Deep Learning as the apotheosis of Test-Driven Development

Even if you aren’t interested in data science, Deep Learning is an interesting programming paradigm; you can see it as “doing test-driven development with a ludicrously large number of tests, an IDE that writes most of the code, and a forgiving client.” No wonder everybody’s pouring so much money and brains into it! Here’s a way of thinking about Deep Learning not as an application you’re asked to code, but a language to code with.

Deep Learning applies test-driven development as we’re all taught to (and not always do): first you write the tests, and then you move from code that fails all of them to one that passes them all. One difference from the usual way of doing it, and the most obvious, is that you’ll usually have anything from hundreds of thousands to Google-scale numbers of test cases in the way of pairs (picture of a cat, type of cute thing the cat is doing), or even a potentially infinite number that look like pairs (anything you try, how badly Donkey Kong kills you). This gives you a good chance that, if you selected or generated them intelligently, the test cases represent the problem well enough that a program that passes them will work in the wild, even if the test cases are all you know about the problem. It definitely helps that for most applications the client doesn’t expect perfect performance. In a way, this lets you get away with the problem of having to get and document domain knowledge, at least for reasonable-but-not-state-of-the-art levels of performance, which is specially hard to do for to things like understanding cat pictures, because we just don’t know how we do it.

The second difference between test-driven development with the usual tools and test-driven development with Deep Learning languages and runtimes is that the latter are differentiable. Forget the mathematical side of that: the code monkey aspect of it is that when a test case fails, the compiler can fix the code on its own.

Yep.

Once you stop thinking about neural networks as “artificial brains” or data science-y stuff, and look at them as a relatively unfamiliar form of bytecode — but, as bytecode goes, also a fantastically simple one — then all that hoopla about backpropagation algorithms is justified, because they do pretty much what we do: look at how a test failed and then work backwards through the call stack, tweaking things here and there, and then running the test suite again to see if you fixed more tests than you broke. But they do it automatically and very quickly, so you can dedicate yourself to collecting the tests and figuring out the large scale structure of your program (e.g. the number and types of layers in your network, and their topology) and the best compiler settings (e.g., optimizing hyperparameters and setting up TensorFlow or whatever other framework you’re using; they are labeled as libraries and frameworks, but they can also be seen as compilers or code generators that go from data-shaped tests to network-shaped bytecode).
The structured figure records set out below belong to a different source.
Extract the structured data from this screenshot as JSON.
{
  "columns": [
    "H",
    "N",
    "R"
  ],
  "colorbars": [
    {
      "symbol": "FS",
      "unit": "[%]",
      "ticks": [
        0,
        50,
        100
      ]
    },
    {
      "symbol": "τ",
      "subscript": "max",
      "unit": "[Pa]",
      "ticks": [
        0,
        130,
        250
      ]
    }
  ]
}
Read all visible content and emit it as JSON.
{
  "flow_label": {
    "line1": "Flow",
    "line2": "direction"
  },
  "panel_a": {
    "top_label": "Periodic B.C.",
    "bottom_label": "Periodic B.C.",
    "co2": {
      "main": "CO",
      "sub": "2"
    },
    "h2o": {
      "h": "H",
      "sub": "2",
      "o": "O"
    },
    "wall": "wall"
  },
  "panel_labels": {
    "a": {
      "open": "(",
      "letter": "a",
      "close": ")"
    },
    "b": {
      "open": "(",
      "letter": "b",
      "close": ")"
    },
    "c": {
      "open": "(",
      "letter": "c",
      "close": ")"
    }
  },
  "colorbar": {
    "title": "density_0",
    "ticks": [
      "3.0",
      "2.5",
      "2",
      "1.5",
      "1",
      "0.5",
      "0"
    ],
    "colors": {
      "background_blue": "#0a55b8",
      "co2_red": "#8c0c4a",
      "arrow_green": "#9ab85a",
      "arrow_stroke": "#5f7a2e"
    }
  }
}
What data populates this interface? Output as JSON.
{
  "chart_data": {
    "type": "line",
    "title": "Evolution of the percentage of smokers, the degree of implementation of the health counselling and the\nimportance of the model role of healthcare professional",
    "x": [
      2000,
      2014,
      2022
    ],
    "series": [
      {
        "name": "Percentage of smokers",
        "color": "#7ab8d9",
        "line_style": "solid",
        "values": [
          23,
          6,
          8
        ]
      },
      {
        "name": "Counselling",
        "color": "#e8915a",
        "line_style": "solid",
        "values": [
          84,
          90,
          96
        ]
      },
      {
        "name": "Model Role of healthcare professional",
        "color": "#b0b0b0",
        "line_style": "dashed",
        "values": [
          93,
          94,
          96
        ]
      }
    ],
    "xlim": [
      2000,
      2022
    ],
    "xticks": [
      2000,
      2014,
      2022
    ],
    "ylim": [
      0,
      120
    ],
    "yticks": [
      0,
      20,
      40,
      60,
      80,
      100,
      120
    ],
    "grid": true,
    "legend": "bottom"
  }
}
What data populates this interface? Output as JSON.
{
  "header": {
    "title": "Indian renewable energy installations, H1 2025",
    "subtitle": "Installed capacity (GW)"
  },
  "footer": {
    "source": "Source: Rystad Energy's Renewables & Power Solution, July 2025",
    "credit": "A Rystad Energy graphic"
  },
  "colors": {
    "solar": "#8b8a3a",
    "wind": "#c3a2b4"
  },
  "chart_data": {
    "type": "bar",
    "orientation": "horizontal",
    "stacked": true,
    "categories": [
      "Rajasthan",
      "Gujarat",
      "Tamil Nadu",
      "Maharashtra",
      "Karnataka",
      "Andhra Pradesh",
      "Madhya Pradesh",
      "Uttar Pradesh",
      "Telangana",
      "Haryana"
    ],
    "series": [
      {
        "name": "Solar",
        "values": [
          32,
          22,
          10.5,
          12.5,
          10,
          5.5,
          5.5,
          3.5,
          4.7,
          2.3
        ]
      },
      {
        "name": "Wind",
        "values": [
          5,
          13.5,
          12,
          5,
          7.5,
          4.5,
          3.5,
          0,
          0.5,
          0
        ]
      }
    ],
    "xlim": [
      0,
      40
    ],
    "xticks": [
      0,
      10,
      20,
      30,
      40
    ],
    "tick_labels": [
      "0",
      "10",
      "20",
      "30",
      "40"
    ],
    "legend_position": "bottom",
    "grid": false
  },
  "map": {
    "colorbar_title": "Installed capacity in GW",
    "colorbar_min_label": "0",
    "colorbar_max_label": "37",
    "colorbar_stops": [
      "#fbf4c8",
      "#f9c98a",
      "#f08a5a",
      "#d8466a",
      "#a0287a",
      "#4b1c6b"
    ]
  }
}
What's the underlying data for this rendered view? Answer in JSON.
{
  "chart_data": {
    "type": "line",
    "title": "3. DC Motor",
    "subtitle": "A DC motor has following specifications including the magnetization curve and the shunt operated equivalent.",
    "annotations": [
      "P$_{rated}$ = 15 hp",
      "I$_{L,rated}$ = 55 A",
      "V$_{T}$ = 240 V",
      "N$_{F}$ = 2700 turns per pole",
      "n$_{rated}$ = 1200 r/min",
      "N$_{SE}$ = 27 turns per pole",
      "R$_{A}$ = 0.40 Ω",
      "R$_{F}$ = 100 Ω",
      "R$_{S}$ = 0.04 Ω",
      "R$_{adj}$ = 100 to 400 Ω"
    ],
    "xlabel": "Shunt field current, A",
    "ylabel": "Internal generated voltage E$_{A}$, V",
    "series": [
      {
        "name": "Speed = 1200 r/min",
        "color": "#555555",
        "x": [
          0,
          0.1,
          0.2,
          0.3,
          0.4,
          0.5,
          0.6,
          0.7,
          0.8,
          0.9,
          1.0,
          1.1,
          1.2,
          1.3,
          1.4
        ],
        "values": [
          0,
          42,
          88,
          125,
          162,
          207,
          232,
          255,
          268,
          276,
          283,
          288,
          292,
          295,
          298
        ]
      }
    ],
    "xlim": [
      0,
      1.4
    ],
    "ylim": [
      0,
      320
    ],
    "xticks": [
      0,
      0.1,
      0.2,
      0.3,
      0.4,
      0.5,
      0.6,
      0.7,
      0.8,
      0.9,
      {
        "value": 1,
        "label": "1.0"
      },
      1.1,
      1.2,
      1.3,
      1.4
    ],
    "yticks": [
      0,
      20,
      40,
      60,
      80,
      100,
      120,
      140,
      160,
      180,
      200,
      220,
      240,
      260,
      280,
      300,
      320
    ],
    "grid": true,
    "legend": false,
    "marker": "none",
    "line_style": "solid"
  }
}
One currently confusing fact is that this is all rather new, so very often the same people who are writing a program are also improving the compiler or coming up with new runtimes, so it looks like that’s what programming with Deep Learning is about. But that’s just a side effect of being in the early “half of writing the program is improving gcc so it can compile it” days of the technology, where things improve by leaps and bounds (we have both a fantastic new compiler and the new Internet-scale computers to run it), but are also rather messy and very fun.

To go back to the point: from a programmer’s point of view, Deep Learning isn’t just a type of application you might be asked to implement. They are also a language to write things with, one with its own set of limitations and weak spots, sure, but also with the kind of automated code generation and bug fixing capabilities that programmers have always dreamed of, but by and large avoid because doing it with our usual languages involves a lot of maths and the kind of development timelines that makes PMs either laugh or cry.

Well, it still does, but with the right language the compiler takes care of that, and you can focus on high-level features and getting the test cases right. It isn’t the most intuitive way of working for programmers trained as we were, and it’s not going to fully replace the other languages and methods in our toolset, but it’s solving problems that we thought were impossible. How can a code monkey not be fascinated by that?